Changes in intragraft gene expression secondary to ischemia reperfusion after cardiac transplantation

Background. Ischemia-reperfusion (I/R) injury in transplanted tissue is associated with changes in intragraft cytokines, chemokines, and adhesion molecules. The aim of this study was to perform a comprehensive analysis of gene expression in cardiac grafts secondary to I/R, using microarray technology. Methods. Heterotopic brown Norway rat cardiac isografts were removed on postoperative day (POD) 3, 5, and 7. RNA was extracted, hybridized on U34A-Affymetrix high-density gene expression arrays, and compared with nontransplanted hearts using the log-average ration (LAR) and Student t test. Results. Of the approximately 8,799 transcripts tested on each chip, 557 were significantly increased by POD5, with fewer induced transcripts observed on PODS (46) and POW (32). The most significantly induced transcripts included MHC class II molecules, interferon-gamma inducing factor, apolipoprotein E, and cathepsin S. In contrast, the highest number of downregulated transcripts was seen on POD3 (746) with fewer transcripts down-regulated by POD5 (162) and POD7 (298). Down-regulated transcripts included those involved in cellular metabolism: monoamine oxidase-A, mitochondrial-A synthase complex, and cytochrome oxidase subunit. By POD7, oxidative stress inducible protein tyrosine phosphatase and vascular endothelial cell growth factor were significantly decreased in transplanted isografts.

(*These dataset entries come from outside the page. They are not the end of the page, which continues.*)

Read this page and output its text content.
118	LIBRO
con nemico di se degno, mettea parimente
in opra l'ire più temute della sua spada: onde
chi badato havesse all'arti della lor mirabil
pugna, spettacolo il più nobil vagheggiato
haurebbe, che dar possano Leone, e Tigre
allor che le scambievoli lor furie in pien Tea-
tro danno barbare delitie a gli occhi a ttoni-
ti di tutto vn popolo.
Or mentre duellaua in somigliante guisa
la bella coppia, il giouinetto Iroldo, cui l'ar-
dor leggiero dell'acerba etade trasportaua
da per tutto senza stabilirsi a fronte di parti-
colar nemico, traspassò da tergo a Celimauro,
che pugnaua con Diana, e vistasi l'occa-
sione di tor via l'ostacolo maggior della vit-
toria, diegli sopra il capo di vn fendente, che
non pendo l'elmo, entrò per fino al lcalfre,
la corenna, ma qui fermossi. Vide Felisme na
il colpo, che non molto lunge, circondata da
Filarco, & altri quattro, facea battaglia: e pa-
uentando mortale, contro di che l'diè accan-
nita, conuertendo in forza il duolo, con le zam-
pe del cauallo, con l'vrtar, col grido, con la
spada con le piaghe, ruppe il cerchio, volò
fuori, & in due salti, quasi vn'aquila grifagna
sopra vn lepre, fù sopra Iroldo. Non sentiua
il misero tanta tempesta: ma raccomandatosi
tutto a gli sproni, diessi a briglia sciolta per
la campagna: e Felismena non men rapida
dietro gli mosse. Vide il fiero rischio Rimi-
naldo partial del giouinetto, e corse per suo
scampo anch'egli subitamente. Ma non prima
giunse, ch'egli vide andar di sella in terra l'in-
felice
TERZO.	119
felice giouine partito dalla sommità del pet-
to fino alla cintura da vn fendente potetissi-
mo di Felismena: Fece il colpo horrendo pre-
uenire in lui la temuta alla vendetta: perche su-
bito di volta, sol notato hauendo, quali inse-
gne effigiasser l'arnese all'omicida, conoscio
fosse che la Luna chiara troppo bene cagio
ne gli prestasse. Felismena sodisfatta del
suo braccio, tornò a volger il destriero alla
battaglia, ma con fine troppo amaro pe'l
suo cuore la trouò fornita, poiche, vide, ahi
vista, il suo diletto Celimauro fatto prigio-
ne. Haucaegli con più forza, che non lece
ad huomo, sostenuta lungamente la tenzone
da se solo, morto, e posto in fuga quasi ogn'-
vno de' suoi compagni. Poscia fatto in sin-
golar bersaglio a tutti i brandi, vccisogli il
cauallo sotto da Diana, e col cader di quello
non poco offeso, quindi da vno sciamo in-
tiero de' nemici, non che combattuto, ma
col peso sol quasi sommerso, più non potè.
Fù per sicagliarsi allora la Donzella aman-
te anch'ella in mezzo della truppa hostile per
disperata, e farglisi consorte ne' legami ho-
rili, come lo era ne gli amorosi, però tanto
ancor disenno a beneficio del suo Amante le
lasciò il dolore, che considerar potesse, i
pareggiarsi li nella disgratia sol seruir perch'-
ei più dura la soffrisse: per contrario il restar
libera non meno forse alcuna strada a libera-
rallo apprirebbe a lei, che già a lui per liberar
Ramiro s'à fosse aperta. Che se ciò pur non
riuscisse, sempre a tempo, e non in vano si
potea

Reverse-transcriptase polymerase chain reaction (RT-PCR) data on 10 transcripts agreed with the microarray results. Conclusions. Microarrays using LAR analyses generally agree with previous data regarding intragraft changes during I/R, injury but provide a larger number of molecules for future study. Although the largest number of down-regulated genes was seen early, the I/R effect may be continuing in that many transcripts remain down-regulated 7 days after transplantation.